As an entrepreneur, one of your most important tasks is securing your financial information. In the wake of the Heartbleed Bug, I’ve been fine-tuning my digital security. I’ve especially been fortifying my passwords. I already use a password manager called LastPass, which I highly recommend.
Though I’ve used LastPass for several years, until Heartbleed, I wasn’t utilizing LastPass to its full potential. The latent Luddite in me was on the fence about fully entrusting my most sensitive accounts to any password manager. But this past couple of weeks has shown me how important it is (and that it truly is safe) to use LastPass for even my bank accounts, PayPal, and other highly sensitive sites.
I’d been using LastPass for dozens of less sensitive sites, while continuing to use easy to remember, “secret” passwords for my bank accounts and Paypal. Not smart. By “easy to remember,” I mean actual words whose significance I believed to be too personal to be deduced by strangers.
How foolish. Today’s password-cracking software can test out tens or even hundreds of millions of possible passwords per second. Against such brute-force juggernauts, my poor, easy to remember passwords would last mere minutes, if that.
Enter LastPass. LastPass is widely considered the best password manager out there. You have one master password to log in to the LastPass browser plug-in. Whenever you visit a web service, the plug-in logs you in securely. As long as your master password is chosen well (i.e., long and complex), LastPass offers excellent security. There’s even a multi-factor authentication feature to make remote hacking virtually impossible. (Multi-factor authentication is like Google Two-step Authentication, which, if you aren’t using yet, I also highly recommend.)
LastPass generates a different, completely random, character-string password for each of your online logins. Randomness is the key. Randomness actually resists brute-force attacks, unlike actual words. This is how to leverage a single master password while never using the same password for more than one site.

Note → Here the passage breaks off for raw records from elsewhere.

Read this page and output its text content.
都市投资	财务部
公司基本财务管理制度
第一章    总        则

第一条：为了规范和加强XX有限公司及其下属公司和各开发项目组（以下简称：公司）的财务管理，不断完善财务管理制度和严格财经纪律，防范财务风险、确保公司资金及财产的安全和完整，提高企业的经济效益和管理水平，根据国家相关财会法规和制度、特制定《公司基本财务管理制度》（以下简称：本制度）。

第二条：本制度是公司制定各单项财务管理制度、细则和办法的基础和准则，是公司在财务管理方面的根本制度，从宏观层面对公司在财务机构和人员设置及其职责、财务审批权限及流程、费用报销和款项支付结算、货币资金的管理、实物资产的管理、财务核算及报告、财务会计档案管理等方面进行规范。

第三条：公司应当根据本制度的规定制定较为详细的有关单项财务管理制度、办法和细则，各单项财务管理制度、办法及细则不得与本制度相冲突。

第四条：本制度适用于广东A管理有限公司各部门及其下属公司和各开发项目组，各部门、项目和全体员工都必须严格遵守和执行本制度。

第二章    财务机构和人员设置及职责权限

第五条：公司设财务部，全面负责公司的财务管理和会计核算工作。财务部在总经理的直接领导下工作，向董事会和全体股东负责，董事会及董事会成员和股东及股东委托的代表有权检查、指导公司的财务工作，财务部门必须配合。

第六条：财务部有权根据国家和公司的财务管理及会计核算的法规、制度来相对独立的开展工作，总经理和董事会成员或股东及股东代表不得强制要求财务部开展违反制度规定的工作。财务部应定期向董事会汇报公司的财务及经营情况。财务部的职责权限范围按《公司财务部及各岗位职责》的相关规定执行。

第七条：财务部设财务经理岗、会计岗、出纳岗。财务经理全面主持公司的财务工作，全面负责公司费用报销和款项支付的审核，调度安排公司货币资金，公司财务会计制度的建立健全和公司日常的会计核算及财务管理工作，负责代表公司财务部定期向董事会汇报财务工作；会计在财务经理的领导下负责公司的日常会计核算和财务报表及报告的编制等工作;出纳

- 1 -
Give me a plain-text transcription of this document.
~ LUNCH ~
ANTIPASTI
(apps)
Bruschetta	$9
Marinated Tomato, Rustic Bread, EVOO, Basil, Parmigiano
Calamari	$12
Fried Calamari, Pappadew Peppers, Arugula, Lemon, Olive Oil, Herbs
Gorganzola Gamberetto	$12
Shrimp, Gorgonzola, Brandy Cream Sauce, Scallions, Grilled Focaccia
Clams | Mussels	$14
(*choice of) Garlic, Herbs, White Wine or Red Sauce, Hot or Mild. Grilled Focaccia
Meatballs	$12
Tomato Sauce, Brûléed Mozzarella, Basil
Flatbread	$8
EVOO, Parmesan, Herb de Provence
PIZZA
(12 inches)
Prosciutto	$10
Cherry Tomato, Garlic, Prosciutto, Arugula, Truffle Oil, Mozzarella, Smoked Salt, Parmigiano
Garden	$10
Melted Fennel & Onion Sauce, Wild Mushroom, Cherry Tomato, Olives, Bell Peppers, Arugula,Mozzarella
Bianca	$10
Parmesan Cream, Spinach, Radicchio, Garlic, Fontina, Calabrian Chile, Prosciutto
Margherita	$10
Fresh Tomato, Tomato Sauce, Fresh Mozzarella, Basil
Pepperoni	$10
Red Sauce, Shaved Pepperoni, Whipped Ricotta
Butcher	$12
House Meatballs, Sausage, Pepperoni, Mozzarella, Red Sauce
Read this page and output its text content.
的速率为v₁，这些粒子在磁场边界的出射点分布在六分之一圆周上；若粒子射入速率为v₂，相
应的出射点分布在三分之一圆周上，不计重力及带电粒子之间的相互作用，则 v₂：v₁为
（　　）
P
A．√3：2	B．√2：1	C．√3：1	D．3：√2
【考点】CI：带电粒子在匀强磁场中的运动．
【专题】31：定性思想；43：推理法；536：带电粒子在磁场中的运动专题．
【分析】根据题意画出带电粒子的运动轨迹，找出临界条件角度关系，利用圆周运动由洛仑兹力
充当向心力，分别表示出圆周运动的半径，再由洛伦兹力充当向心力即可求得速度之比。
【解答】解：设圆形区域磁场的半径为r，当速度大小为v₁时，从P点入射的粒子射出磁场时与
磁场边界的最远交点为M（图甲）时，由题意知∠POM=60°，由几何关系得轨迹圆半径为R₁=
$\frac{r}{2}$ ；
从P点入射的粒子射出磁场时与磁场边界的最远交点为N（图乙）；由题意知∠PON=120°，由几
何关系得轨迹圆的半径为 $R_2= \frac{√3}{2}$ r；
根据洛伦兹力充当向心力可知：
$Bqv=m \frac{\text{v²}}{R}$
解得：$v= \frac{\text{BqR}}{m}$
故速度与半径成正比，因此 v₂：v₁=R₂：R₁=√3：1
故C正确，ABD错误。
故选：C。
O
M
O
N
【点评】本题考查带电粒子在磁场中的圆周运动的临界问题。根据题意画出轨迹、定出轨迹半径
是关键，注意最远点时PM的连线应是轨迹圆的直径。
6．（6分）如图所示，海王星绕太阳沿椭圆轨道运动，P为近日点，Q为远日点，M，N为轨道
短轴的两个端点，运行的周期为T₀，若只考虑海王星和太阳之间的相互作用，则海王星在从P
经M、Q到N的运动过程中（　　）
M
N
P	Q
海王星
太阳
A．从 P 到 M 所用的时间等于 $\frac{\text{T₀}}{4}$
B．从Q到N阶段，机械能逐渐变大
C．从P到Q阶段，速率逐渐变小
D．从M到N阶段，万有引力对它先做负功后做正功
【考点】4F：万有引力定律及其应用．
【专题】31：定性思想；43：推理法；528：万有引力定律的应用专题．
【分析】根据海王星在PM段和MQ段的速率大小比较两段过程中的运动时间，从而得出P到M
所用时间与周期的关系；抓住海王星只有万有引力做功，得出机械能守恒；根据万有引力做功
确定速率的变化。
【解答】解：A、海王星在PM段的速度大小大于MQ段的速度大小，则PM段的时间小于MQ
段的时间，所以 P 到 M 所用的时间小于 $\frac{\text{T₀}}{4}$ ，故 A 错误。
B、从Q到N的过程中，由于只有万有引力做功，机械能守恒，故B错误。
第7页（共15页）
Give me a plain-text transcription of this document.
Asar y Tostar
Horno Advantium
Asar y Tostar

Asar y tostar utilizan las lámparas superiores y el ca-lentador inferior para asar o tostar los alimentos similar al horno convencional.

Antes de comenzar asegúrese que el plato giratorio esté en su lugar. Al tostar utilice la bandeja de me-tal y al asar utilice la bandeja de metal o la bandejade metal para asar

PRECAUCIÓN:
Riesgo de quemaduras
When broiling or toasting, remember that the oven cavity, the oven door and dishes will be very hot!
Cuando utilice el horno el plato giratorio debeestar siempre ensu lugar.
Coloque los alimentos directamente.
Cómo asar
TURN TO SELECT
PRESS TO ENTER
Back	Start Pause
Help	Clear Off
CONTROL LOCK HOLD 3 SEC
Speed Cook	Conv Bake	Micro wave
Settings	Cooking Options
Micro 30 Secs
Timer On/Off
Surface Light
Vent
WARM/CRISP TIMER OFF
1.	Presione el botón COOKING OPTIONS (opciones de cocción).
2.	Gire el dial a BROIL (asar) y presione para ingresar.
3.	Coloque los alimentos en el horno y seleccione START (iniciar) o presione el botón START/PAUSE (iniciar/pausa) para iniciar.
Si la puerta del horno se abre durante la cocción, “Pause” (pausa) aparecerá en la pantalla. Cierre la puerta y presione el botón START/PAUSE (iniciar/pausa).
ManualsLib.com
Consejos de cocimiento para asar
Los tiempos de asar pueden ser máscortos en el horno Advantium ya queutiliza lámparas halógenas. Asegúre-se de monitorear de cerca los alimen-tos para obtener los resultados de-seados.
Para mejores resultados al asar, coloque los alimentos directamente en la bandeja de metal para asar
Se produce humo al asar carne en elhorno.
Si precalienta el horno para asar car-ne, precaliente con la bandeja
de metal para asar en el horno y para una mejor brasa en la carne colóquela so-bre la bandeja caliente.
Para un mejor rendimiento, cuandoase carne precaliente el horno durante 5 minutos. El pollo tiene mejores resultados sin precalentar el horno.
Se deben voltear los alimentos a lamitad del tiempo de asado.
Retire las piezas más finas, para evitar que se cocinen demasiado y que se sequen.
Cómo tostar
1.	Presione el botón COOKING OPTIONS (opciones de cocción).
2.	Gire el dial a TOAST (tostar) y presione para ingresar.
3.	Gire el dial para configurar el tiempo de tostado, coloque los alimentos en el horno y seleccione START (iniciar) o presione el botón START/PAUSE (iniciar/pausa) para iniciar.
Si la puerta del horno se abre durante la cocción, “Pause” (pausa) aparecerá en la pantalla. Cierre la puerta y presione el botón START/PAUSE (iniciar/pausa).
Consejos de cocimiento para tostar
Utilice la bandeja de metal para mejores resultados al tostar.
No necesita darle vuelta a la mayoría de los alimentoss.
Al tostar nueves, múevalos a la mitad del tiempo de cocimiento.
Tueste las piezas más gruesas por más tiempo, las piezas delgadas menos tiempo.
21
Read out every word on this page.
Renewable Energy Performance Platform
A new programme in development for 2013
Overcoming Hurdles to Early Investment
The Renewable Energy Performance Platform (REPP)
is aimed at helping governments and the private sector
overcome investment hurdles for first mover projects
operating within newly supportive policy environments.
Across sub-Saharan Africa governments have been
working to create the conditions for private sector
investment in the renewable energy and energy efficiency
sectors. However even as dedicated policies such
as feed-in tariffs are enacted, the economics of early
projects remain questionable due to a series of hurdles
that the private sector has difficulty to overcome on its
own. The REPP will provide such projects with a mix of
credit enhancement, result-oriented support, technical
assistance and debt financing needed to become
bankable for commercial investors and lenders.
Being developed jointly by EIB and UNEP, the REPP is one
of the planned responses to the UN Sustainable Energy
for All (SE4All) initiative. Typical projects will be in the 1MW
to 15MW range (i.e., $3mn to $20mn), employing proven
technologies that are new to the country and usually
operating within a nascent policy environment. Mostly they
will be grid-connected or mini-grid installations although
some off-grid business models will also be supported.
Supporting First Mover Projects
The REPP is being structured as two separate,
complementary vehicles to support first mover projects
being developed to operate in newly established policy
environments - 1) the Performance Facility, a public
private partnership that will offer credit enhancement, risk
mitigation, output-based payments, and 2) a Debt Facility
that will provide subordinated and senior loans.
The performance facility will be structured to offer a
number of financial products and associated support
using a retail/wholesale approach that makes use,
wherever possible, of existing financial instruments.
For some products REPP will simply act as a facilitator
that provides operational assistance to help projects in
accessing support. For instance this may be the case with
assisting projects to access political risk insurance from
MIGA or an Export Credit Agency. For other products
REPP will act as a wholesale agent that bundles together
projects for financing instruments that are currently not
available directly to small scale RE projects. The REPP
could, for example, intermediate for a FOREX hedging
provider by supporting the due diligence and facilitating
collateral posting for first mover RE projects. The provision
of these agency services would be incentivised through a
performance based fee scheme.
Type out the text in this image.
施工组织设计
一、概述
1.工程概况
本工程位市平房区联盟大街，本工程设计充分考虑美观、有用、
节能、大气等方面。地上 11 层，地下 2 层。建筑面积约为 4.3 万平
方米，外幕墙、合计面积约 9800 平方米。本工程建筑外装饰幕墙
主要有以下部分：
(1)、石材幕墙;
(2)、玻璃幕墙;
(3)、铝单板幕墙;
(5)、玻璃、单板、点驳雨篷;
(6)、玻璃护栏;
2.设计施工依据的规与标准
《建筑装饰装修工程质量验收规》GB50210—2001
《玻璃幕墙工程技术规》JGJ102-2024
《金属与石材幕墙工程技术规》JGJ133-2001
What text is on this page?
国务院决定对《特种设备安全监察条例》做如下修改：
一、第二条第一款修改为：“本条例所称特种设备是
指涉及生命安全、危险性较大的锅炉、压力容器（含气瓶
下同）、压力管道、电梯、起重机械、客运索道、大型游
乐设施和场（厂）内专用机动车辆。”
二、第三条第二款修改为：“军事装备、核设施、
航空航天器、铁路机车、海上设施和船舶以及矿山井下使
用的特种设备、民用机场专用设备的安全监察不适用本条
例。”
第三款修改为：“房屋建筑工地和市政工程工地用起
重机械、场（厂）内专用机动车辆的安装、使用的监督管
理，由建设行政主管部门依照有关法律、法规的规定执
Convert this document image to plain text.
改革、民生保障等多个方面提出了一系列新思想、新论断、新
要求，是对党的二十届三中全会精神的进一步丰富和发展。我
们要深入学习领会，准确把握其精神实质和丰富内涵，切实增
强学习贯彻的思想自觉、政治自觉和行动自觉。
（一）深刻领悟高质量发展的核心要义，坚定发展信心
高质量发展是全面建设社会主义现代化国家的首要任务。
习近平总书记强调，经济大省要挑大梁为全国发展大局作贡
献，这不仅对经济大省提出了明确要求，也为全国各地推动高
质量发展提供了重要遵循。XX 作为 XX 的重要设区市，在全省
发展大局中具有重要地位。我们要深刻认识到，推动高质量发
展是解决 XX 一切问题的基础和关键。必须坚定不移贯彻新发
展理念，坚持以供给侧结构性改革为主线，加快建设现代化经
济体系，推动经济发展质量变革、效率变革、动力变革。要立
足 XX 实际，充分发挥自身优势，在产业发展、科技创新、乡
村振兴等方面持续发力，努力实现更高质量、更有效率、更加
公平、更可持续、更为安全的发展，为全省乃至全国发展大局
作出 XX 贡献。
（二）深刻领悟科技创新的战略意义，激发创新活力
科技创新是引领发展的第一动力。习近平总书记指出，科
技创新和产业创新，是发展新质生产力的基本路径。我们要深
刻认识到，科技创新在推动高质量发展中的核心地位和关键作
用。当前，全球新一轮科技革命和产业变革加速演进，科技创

LastPass stores only 256-bit encrypted versions of passwords on its servers. That way, if their servers are ever hacked, the thief would have a monumental task of decrypting just one password, not to mention any others after that one.
Also, LastPass doesn’t store your master password. Only you know your master password. That’s how they thwart the potential “inside job” by an unscrupulous Lastpass employee. (Inside jobs are actually the most common form of security breach involving passwords.)
Plus, the LastPass plug-in only decrypts your passwords on your local machine; it never sends an unencrypted password across the Internet. All individual passwords remain encrypted until the moment you use them.
And even then when LastPass decrypts a password to log you in to a site, the password fill-in remains masked (just asterisks), in case a hacker is mirroring your screen. (By the way, your master password is masked when you use it to log into the LastPass plug-in.)